Aus dem Klappentext.
"Sie kämpften gegen Wikinger, vergifteten ihre Feinde und waren Spioninnen - die vergessenen Frauen des Mittelalters kümmerten sich beileibe nicht nur um Haus und Hof. Dennoch ist es genau dieses Bild einer patriarchalen Gesellschaft, die Frauen unterdrückte, das unsere Vorstellung vom Mittelalter prägt. Es waren Männer, die diese Geschichte schrieben und die Frauen des Mittelalters aus unserem kollektiven Gedächtnis verbannten. Die Oxford-Historikerin Janina Ramirez gibt in ihrem Buch Frauen ihren Platz in der Geschichtsschreibung zurück: Sie erzählt von der mächtigen Königin Jadwiga von Polen, der wilden Kriegerin Æthelflæd oder der außergewöhnlichen Heilerin Hildegard von Bingen und eröffnet uns so ein buntes Kaleidoskop an verschiedensten weiblichen Lebensrealitäten, die die ganze Vielfalt dieses "dunklen Zeitalters" abbilden".

Ramirez, Janina: Femina. Eine neue Geschichte des Mittelalters aus Sicht der Frauen. Aufbau Verlag. 2023. 517 Seiten.
 
Der doch recht marktschreierische Klappentext, den ich für ungeschickt halte, suggeriert dass Æthelflæd, Jadwiga, Hildegard (man könnte noch Elisabeth von Thüringen, Balthilde, Brunichilde, Isabella, Theophanu und einige andere hinzuaddieren) kaum bekannt seien - das sehe ich nicht so.
Aber man will ja keinen Klappentext, sondern ein Buch erstehen: ich bin gespannt, ob es gemessen an den Tagungsbänden "Frauen im Frühmittelalter" Neuigkeiten bringt, oder bekanntes/gewohntes neu interpretiert.
 
Wegen des unseriösen Klappentexts fällt es bei mir erst mal raus. Die Gefahr, dass es entweder nur oberflächlich oder der übliche Stuss ist, ist da zu groß. Aber schreibt mal, wenn ihr es gelesen habt, ob es taugt.

Ich bezweifle, dass es eine neue Geschichte ist. Es geht nur eins. *schnell wegsaus, bevor es Schläge gibt*
 
So kritisch über ein Buch von einer promovierten Historikerin?
Das ist noch kein Qualitätsmerkmal per se. Es gibt schlechte Dissertationen, die trotzdem zur Promotion führen.
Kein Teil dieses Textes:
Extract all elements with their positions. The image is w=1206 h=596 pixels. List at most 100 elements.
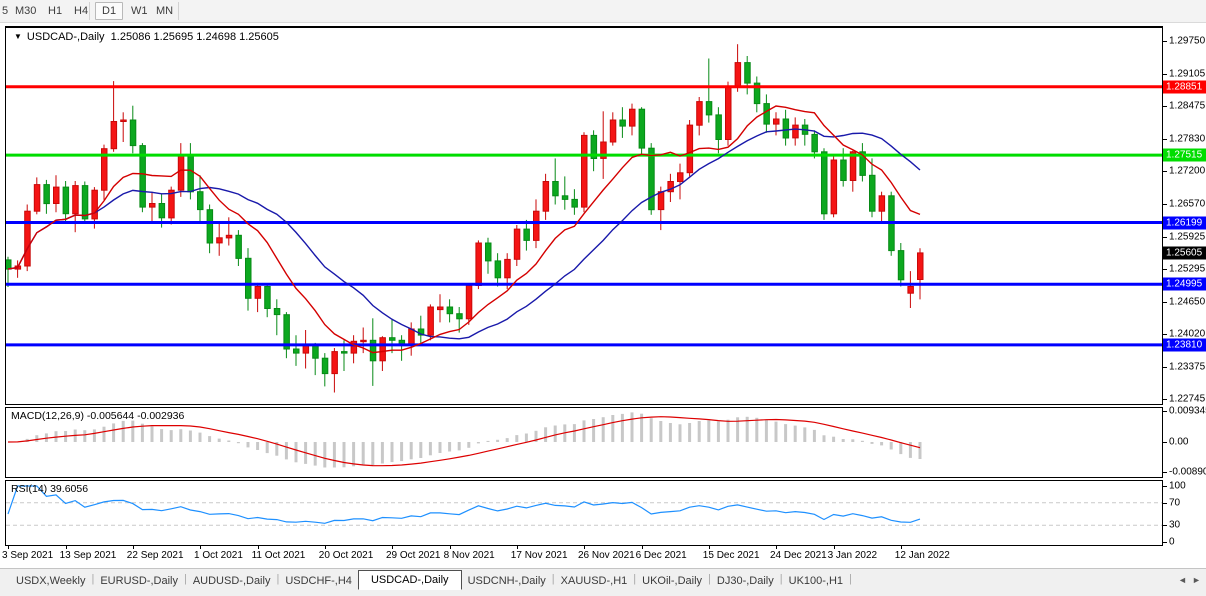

Und es gibt Leute, die ordentliche Dissertationen schreiben und danach trotzdem im schlechtesten Sinne populärwissenschaftliche Bücher schreiben. (Das ist weder ein Urteil über populärwissenschaftliche Literatur in cummulo, noch über das besprochene Buch.)
 
Aus dem Klappentext.

Der Klappentext wirkt auch auf mich eher abschreckend. Könntest du uns ein wenig darüber sagen, welches Spektrum das Werk abdeckt?
An und für sich, fändee ich das Thema durchaus interessant, aber bei dem Klappentext befürchte ich, ähnlich wie @dekumatland , dann vor allem ein Wideraufkochen hinlänglich bekannter Biographien von Ausnahmepersönlichkeiten, bzw. dass solche einen Großteil des Werkes einnehmen könnten.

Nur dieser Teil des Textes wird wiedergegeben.